Abbas (through a rather incendiary press release) has, however, placed the blame for Abu Khdeir's murder squarely on the shoulders of Israeli Prime Minister Benjamin Netanyahu. But the Israeli premier should also get credit for so far helping to prevent total crisis: Following the discovery of the bodies of the Israeli teens in the West Bank, the right-wing ministers in his coalition — Economy Minister Naftali Bennett and Foreign Minister Avigdor Lieberman — were calling for a robust reprisal on Hamas in Gaza.
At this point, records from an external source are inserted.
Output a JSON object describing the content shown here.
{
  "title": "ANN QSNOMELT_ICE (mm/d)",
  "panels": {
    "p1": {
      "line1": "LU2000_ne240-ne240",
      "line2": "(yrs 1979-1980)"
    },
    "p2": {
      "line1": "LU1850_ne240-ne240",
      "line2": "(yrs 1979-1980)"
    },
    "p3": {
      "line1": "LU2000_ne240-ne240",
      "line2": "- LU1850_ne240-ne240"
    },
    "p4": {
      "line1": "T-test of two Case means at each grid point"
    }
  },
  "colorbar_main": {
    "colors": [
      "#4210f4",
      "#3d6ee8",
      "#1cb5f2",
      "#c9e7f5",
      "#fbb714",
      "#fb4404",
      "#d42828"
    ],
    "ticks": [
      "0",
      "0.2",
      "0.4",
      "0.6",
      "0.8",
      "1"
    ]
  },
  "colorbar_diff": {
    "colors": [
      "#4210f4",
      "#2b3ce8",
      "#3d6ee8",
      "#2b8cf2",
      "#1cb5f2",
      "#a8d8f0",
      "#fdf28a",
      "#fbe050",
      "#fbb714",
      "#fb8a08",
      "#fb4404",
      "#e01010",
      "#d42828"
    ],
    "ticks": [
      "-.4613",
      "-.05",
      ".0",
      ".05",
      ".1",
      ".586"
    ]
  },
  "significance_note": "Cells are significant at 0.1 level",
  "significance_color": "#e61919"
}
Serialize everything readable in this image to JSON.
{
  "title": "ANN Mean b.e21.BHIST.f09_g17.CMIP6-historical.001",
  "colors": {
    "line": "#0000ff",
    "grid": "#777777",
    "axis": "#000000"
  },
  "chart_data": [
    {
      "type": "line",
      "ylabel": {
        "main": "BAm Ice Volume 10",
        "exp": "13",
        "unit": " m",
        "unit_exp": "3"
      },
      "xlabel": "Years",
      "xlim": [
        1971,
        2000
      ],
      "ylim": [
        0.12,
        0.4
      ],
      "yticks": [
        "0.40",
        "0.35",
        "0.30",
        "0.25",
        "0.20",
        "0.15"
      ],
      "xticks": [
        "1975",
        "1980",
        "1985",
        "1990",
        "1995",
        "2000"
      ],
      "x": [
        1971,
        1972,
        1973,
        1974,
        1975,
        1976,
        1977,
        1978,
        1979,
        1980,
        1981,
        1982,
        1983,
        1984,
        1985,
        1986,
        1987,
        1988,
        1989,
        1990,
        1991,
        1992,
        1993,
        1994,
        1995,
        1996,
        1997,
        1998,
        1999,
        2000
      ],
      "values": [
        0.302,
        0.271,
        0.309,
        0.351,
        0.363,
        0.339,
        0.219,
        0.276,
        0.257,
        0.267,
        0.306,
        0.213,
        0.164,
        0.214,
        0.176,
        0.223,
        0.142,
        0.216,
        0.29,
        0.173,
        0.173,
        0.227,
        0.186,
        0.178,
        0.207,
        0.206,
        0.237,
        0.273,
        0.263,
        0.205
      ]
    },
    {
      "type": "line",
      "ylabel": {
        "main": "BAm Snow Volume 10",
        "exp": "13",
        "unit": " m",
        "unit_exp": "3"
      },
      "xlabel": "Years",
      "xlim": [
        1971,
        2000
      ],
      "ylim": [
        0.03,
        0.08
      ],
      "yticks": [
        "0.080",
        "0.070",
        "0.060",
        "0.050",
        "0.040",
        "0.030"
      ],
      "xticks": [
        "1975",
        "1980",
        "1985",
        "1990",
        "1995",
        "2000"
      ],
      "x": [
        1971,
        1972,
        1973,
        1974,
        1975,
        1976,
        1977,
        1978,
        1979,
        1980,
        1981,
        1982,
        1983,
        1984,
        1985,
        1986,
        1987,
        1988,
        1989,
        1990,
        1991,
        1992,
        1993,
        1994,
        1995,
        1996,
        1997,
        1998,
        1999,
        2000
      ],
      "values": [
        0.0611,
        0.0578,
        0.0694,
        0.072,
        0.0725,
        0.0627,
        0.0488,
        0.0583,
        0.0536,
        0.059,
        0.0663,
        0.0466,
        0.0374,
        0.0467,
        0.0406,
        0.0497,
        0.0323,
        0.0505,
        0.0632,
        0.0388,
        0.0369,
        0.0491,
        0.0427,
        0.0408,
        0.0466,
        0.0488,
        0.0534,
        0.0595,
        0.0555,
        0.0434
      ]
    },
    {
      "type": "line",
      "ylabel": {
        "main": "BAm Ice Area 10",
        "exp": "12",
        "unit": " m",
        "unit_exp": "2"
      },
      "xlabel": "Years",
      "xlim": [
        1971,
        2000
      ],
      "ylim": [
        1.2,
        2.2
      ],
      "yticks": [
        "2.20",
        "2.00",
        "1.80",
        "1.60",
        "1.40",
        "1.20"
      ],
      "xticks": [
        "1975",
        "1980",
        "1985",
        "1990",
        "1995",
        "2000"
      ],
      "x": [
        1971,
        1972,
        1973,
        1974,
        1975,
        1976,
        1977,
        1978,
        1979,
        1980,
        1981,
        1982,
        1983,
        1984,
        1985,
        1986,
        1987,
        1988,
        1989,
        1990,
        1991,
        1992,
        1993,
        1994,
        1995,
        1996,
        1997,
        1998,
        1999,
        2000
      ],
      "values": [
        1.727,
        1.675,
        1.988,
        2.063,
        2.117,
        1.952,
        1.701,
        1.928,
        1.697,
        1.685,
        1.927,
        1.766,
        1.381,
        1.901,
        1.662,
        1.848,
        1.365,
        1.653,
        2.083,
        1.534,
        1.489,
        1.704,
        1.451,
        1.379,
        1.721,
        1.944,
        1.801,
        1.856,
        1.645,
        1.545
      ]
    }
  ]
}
Netanyahu has wisely stopped short of this — even amid an escalation of Hamas rockets out of Gaza — conducting what Jordanian officials described as “surgical strikes against Hamas assets.” The Israeli military has also arrested a number of Hamas operatives, seized weapons caches, and shut down a handful of Hamas charities.
Hamas, meanwhile, is threatening a third intifada. A multitude of other Palestinian factions are doing the same. Some pundits are openly musing whether a new uprising has already started. It certainly doesn't help that the hashtag in Arabic al-intifada al-thalitha — “the third intifada” — is growing on Twitter, thanks to the concerted efforts of Palestinian activists both in the territories and beyond.
Israelis were hoping that the arrests of Abu Khdeir's murderers, as painful as they were to acknowledge, might help restore calm. But, judging from the spreading unrest across this embattled corner of the Middle East, it clearly doesn't matter. The teenager from Shuafat has become a battle cry for the Palestinian cause. It's just too soon to know whether this battle will become a war.